After dinner in winter he’d bring tangerines to the table, along with whole nuts and a nutcracker and a bottle of Sambuca. That was a lovely cold weather ritual and a fun mess, with peels and shells all over the place. And to the astonishment of family and friends, he’d cut lemons in half and eat them like orange slices. I believe that’s a Southern Italian custom, having become one, I’m certain, only because their lemons are sweeter and more flavorful than ours. I think he used to sprinkle them with sugar. And then there was the juicing ritual. I can see him working in the kitchen at his hand-cranked citrus juicer with a crate’s worth of hollowed-out orange or grapefruit halves strewn all around him. I never saw him more content, almost Buddha-like.
In memory of my father, I’ve created this blood orange salad to celebrate the New Year. I’ve fashioned it in his style, with a little booze included. It’s something I know he would have loved.
Happy New Year’s to you.
A note about blood oranges: Moro and Tarocco blood oranges, both originally from Sicily, are now grown in California, Texas, and Arizona. I used to find imported Sicilian ones. They were very expensive but richly flavored. Since Sunkist started producing them here, I don’t see the imported ones much any more, but local blood oranges can be very good, and they’re the same varieties grown in Sicily, usually Moro and Tarocco. The Moro is acidic and can sometimes taste like baby aspirin, but in a good way. Tarocco is sweeter. The blood color of these oranges varies from fruit to fruit. Some are just barely tinged with red; others are startling dark, burgundy. If you can find Taroccos, use them for this salad.

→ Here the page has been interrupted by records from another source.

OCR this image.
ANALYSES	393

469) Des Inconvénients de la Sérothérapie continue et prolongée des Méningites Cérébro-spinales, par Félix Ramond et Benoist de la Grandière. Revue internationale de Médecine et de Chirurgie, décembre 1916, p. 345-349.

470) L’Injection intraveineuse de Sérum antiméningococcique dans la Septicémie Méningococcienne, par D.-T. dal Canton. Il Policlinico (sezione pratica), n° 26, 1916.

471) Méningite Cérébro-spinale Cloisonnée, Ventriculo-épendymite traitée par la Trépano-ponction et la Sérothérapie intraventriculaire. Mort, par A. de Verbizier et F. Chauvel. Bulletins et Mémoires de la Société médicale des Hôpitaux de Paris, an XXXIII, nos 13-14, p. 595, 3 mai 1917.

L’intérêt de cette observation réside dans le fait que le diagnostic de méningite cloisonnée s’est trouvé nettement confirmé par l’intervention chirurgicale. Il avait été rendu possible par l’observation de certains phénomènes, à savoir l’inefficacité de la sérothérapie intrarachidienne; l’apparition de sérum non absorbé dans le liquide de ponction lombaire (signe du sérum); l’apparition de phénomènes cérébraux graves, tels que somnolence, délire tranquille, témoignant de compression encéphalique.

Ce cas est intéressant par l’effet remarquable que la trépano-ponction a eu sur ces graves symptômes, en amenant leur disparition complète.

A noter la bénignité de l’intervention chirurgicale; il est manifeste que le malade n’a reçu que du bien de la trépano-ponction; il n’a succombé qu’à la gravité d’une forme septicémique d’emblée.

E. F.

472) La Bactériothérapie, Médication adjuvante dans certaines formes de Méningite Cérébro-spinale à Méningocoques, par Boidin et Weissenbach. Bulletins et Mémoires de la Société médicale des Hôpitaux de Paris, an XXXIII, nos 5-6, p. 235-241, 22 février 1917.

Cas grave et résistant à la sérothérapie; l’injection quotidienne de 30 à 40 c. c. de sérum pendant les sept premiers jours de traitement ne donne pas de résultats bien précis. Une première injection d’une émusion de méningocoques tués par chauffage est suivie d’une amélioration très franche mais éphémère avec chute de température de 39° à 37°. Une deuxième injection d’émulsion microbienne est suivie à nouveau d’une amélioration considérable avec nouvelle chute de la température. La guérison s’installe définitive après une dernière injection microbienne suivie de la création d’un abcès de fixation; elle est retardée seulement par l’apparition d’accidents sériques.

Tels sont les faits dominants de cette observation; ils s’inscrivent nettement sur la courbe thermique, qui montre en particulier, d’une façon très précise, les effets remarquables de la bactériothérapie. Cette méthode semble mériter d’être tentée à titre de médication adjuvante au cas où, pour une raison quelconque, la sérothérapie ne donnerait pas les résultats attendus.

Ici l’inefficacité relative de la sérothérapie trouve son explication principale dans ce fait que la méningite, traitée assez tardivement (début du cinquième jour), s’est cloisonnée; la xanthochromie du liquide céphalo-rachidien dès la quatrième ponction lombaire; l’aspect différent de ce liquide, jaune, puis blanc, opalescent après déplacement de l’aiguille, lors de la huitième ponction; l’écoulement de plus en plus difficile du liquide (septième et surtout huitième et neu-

Blood Orange Salad with Prosecco Anise Syrup
(Serves 4 as a dessert or as a palate cleanser between courses)
1½ cups prosecco (you can use slightly flat leftover prosecco if you have it on hand)
1 tablespoon limoncello
2 whole star anise
½ cup sugar6 blood oranges
A handful of nice-looking small basil leaves
Pour the prosecco and limoncello into a small saucepan. Add the star anise and the sugar, and give it a stir. Boil over medium-high heat until it’s reduced by half. You should see large bubbles forming on the surface when it’s just done, an indication that you’ve got a nice syrup. Place the pot in the refrigerator until well chilled and thickened. It should have the consistency of loose honey.
Peel and slice the oranges into thin rounds. Lay them out in a slightly overlapping circular pattern on a pretty serving platter (one that’s slightly banked at the edges is best, as it can catch the syrup). Drizzle the prosecco syrup over the top, and decorate with the basil leaves.